StreamDecoder has no replacement character "\uFFFD"


Solution

  • On using CharsetDecoder with the InputStream the replacement Character is not applied on malformed input, especially when it is towards the end of the byte stream.

    Your example does not demonstrate that. What it shows is that the replacement character is not read from the reader on the first read. But neither Reader in general nor InputStreamReader in particular makes any promises about how much data is transferred on any given invocation of read(char[]), other than that (for an argument with length greater than 0), it will block until at least one character is transferred, the end of the data is reached, or an error occurs.
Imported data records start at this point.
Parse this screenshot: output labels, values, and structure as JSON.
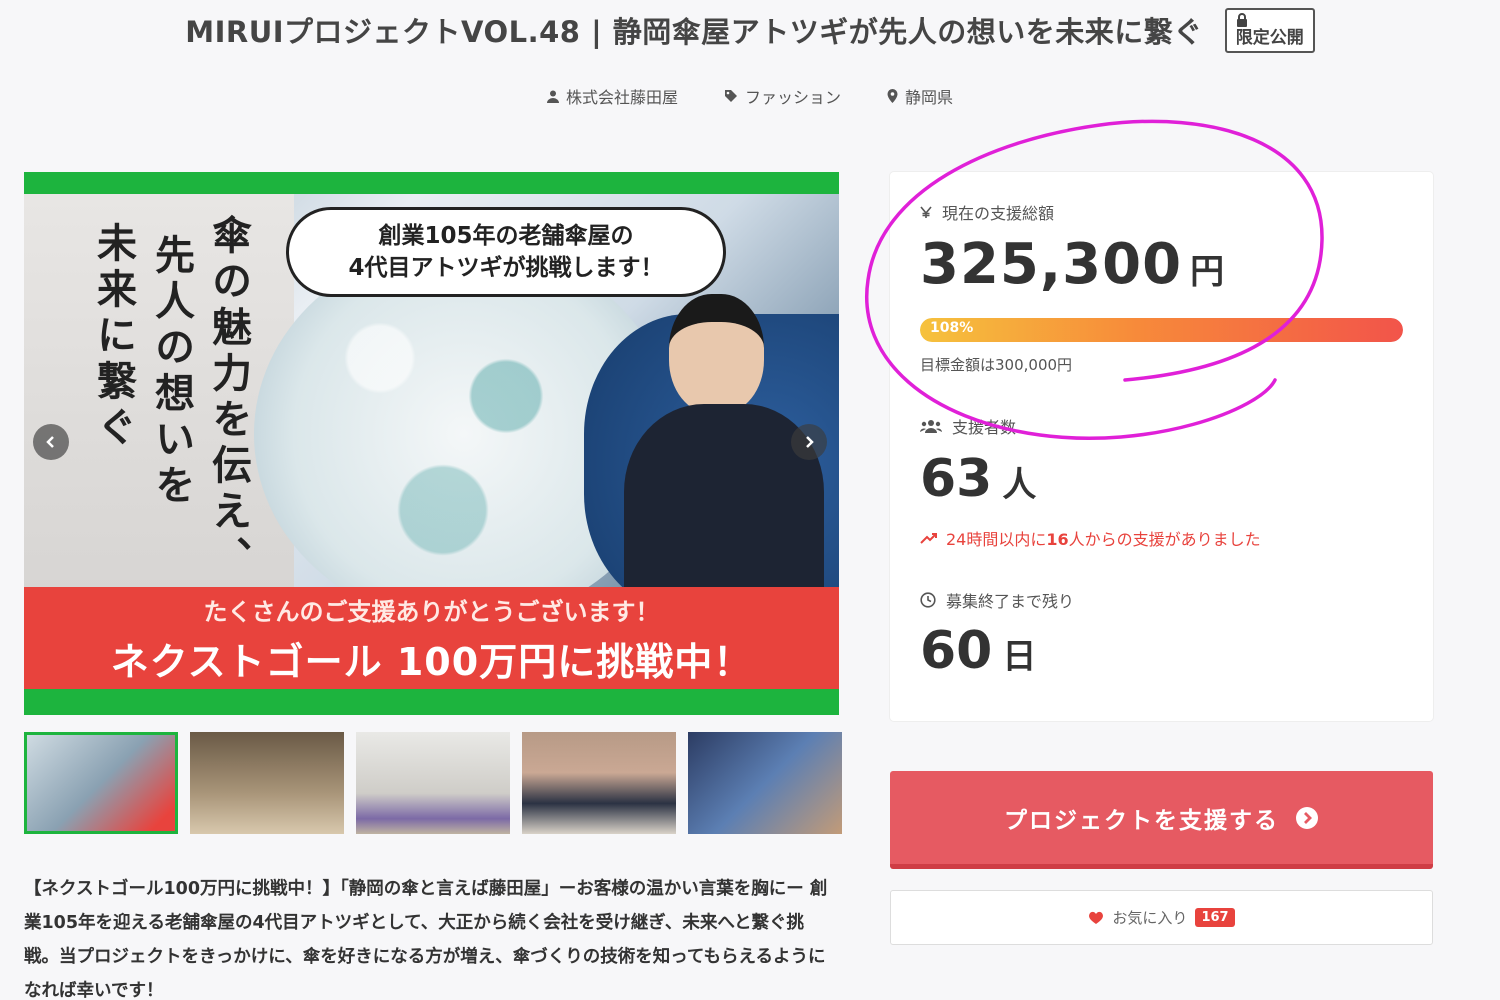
{
  "header": {
    "title": "MIRUIプロジェクトVOL.48 | 静岡傘屋アトツギが先人の想いを未来に繋ぐ",
    "badge": "限定公開",
    "company": "株式会社藤田屋",
    "category": "ファッション",
    "location": "静岡県"
  },
  "hero": {
    "vertical_1": "傘の魅力を伝え、",
    "vertical_2": "先人の想いを",
    "vertical_3": "未来に繋ぐ",
    "bubble_line1": "創業105年の老舗傘屋の",
    "bubble_line2": "4代目アトツギが挑戦します！",
    "banner_line1": "たくさんのご支援ありがとうございます！",
    "banner_line2": "ネクストゴール 100万円に挑戦中！"
  },
  "description": "【ネクストゴール100万円に挑戦中！】「静岡の傘と言えば藤田屋」ーお客様の温かい言葉を胸にー 創業105年を迎える老舗傘屋の4代目アトツギとして、大正から続く会社を受け継ぎ、未来へと繋ぐ挑戦。当プロジェクトをきっかけに、傘を好きになる方が増え、傘づくりの技術を知ってもらえるようになれば幸いです！",
  "stats": {
    "amount_label": "現在の支援総額",
    "amount": "325,300",
    "amount_unit": "円",
    "progress_label": "108%",
    "progress_fraction": 1.0,
    "goal_text": "目標金額は300,000円",
    "supporters_label": "支援者数",
    "supporters": "63",
    "supporters_unit": "人",
    "recent_prefix": "24時間以内に",
    "recent_count": "16",
    "recent_suffix": "人からの支援がありました",
    "remaining_label": "募集終了まで残り",
    "days": "60",
    "days_unit": "日"
  },
  "actions": {
    "support_label": "プロジェクトを支援する",
    "favorite_label": "お気に入り",
    "favorite_count": "167"
  },
  "colors": {
    "accent_green": "#1db43e",
    "accent_red": "#e8433d",
    "button_red": "#e65a62",
    "annotation_magenta": "#e020d8"
  },
  "icons": [
    "lock-icon",
    "user-icon",
    "tag-icon",
    "location-pin-icon",
    "yen-icon",
    "users-icon",
    "trend-up-icon",
    "clock-icon",
    "chevron-right-circle-icon",
    "heart-icon",
    "arrow-left-icon",
    "arrow-right-icon"
  ]
}
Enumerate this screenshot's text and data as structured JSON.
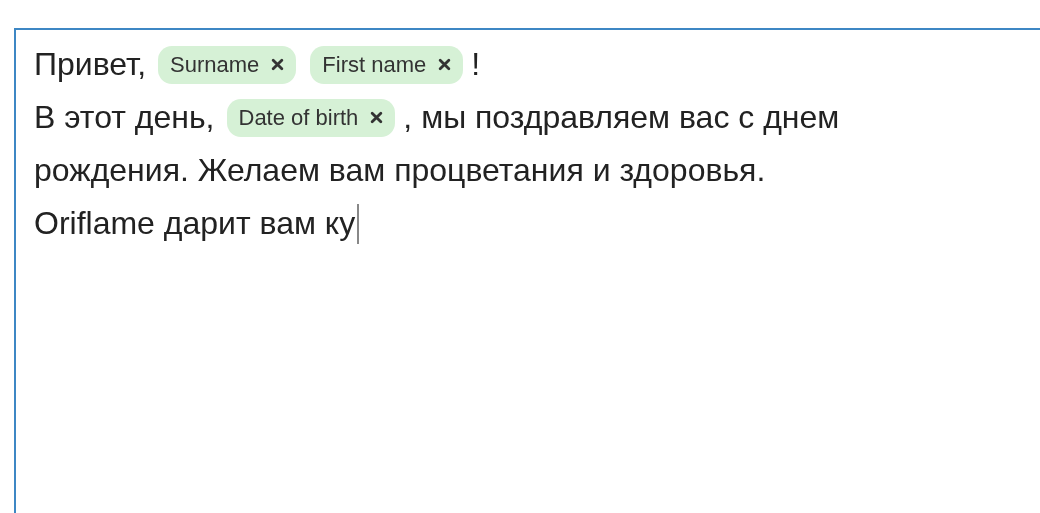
{
  "editor": {
    "lines": [
      [
        {
          "kind": "text",
          "text": "Привет,"
        },
        {
          "kind": "chip",
          "label": "Surname"
        },
        {
          "kind": "chip",
          "label": "First name"
        },
        {
          "kind": "text",
          "text": "!"
        }
      ],
      [
        {
          "kind": "text",
          "text": "В этот день,"
        },
        {
          "kind": "chip",
          "label": "Date of birth"
        },
        {
          "kind": "text",
          "text": ", мы поздравляем вас с днем"
        }
      ],
      [
        {
          "kind": "text",
          "text": "рождения. Желаем вам процветания и здоровья."
        }
      ],
      [
        {
          "kind": "text",
          "text": "Oriflame дарит вам ку"
        },
        {
          "kind": "caret"
        }
      ]
    ]
  }
}
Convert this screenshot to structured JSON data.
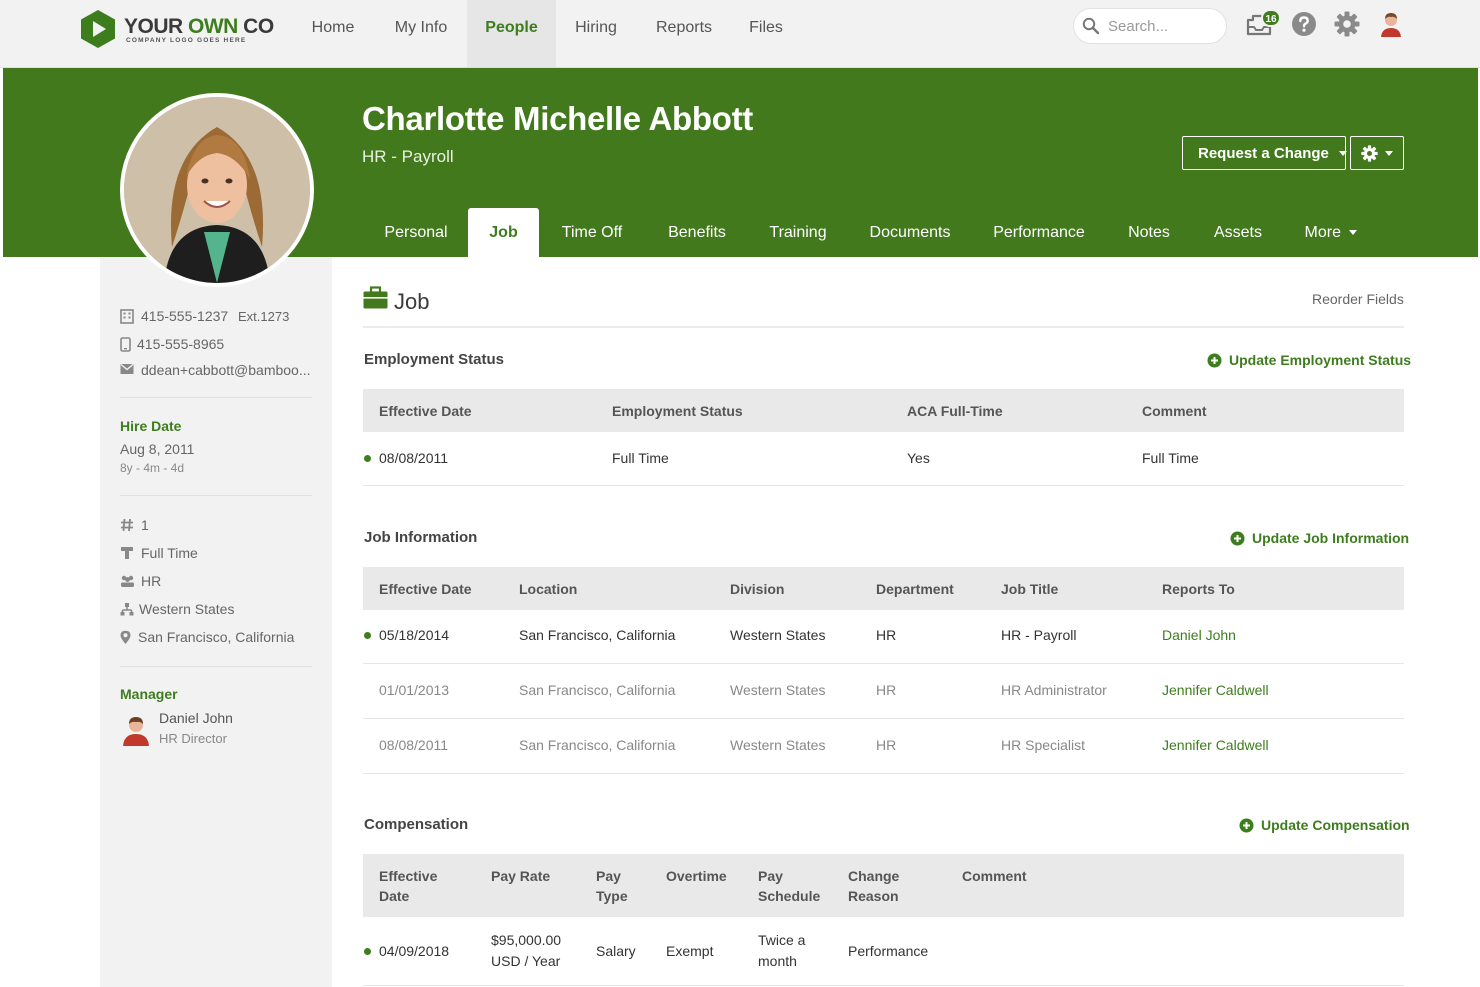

    You observe one character being transferred on the first read(), which is consistent with the specifications. You do nothing further to check the state of the reader, but I expect that you would find, as I do, that if you perform another read then the first and only character it will transfer is the replacement character you expected. That is, you will get exactly the same data from your InputStreamReader / CharsetDecoder combo as you do by other methods if you make sure to read all the data it provides.

    It is not safe to interpret Reader.read(char[]) reading fewer characters than the length of the array as an indication that the end of the character stream has been reached. There are particular cases where that is a reliable test, but also plenty of cases where it isn't. The best and safest way to now you've reached the end of the data is to observe one of the Reader.read() methods telling you so by returning -1.